1/6
В блеклом свете разгорающегося утра сверкнуло стеклышко наручных часов. Секундная стрелка дернулась, пересекая раздел между четвертью и шестнадцатью минутами восьмого. Мы ждали около частной клиники вот уже полчаса. Наверное, это была моя вина. Но я вечно переживаю, что могу опоздать, а потому обычно прихожу заранее. На этот раз к боязни опоздания прибавилась нервозность от предстоящего обследования.
Ночью спалось неважно, и не мной одной. Слава долго не мог улечься, то гремел на кухне кастрюлями, организуя себе поздний ужин, то разогревал в микроволновке молоко, то принимался за чтение.

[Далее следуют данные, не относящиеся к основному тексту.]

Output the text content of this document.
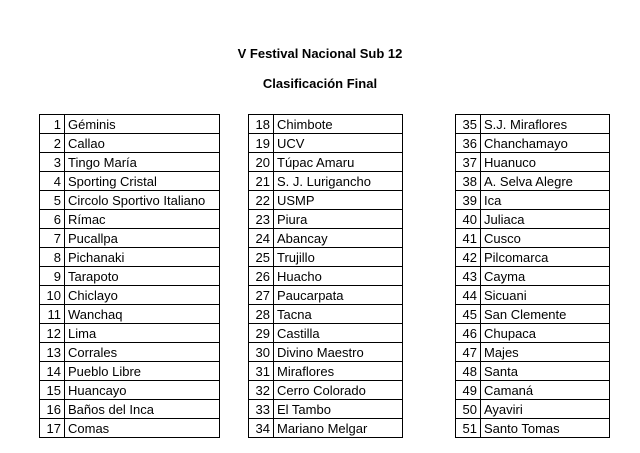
V Festival Nacional Sub 12
Clasificación Final
1	Géminis
2	Callao
3	Tingo María
4	Sporting Cristal
5	Circolo Sportivo Italiano
6	Rímac
7	Pucallpa
8	Pichanaki
9	Tarapoto
10	Chiclayo
11	Wanchaq
12	Lima
13	Corrales
14	Pueblo Libre
15	Huancayo
16	Baños del Inca
17	Comas
18	Chimbote
19	UCV
20	Túpac Amaru
21	S. J. Lurigancho
22	USMP
23	Piura
24	Abancay
25	Trujillo
26	Huacho
27	Paucarpata
28	Tacna
29	Castilla
30	Divino Maestro
31	Miraflores
32	Cerro Colorado
33	El Tambo
34	Mariano Melgar
35	S.J. Miraflores
36	Chanchamayo
37	Huanuco
38	A. Selva Alegre
39	Ica
40	Juliaca
41	Cusco
42	Pilcomarca
43	Cayma
44	Sicuani
45	San Clemente
46	Chupaca
47	Majes
48	Santa
49	Camaná
50	Ayaviri
51	Santo Tomas
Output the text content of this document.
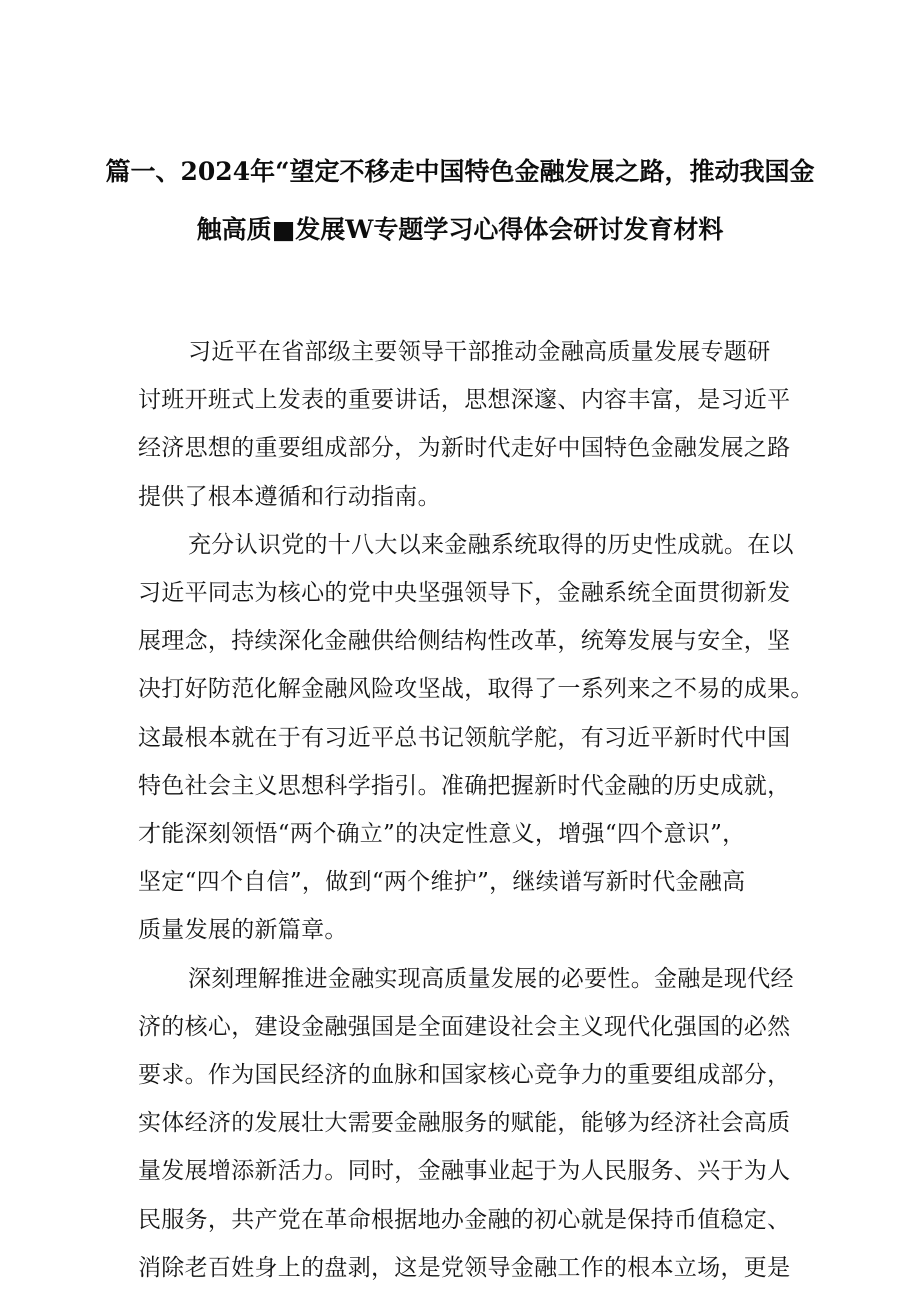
篇一、2024年“望定不移走中国特色金融发展之路，推动我国金
触高质■发展W专题学习心得体会研讨发育材料
习近平在省部级主要领导干部推动金融高质量发展专题研
讨班开班式上发表的重要讲话，思想深邃、内容丰富，是习近平
经济思想的重要组成部分，为新时代走好中国特色金融发展之路
提供了根本遵循和行动指南。
充分认识党的十八大以来金融系统取得的历史性成就。在以
习近平同志为核心的党中央坚强领导下，金融系统全面贯彻新发
展理念，持续深化金融供给侧结构性改革，统筹发展与安全，坚
决打好防范化解金融风险攻坚战，取得了一系列来之不易的成果。
这最根本就在于有习近平总书记领航学舵，有习近平新时代中国
特色社会主义思想科学指引。准确把握新时代金融的历史成就，
才能深刻领悟“两个确立”的决定性意义，增强“四个意识”，
坚定“四个自信”，做到“两个维护”，继续谱写新时代金融高
质量发展的新篇章。
深刻理解推进金融实现高质量发展的必要性。金融是现代经
济的核心，建设金融强国是全面建设社会主义现代化强国的必然
要求。作为国民经济的血脉和国家核心竞争力的重要组成部分，
实体经济的发展壮大需要金融服务的赋能，能够为经济社会高质
量发展增添新活力。同时，金融事业起于为人民服务、兴于为人
民服务，共产党在革命根据地办金融的初心就是保持币值稳定、
消除老百姓身上的盘剥，这是党领导金融工作的根本立场，更是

Я несколько раз заглядывала в гостиную, где он сидел в кресле с книгой на коленях, но так и не решилась завести разговор. Да и о чем тут говорить? После консультации у невролога ничего так и не прояснилось. Ясно было одно: муж оглох на одно ухо, стал хуже соображать, иногда вдруг замирал, словно не зная, зачем он совершает то или иное действие. И все это за неполные три недели… То есть, три недели назад появились первые явные симптомы болезни, но судя по его рассказу, ухудшения начались задолго до того, как в ухе начало «булькать».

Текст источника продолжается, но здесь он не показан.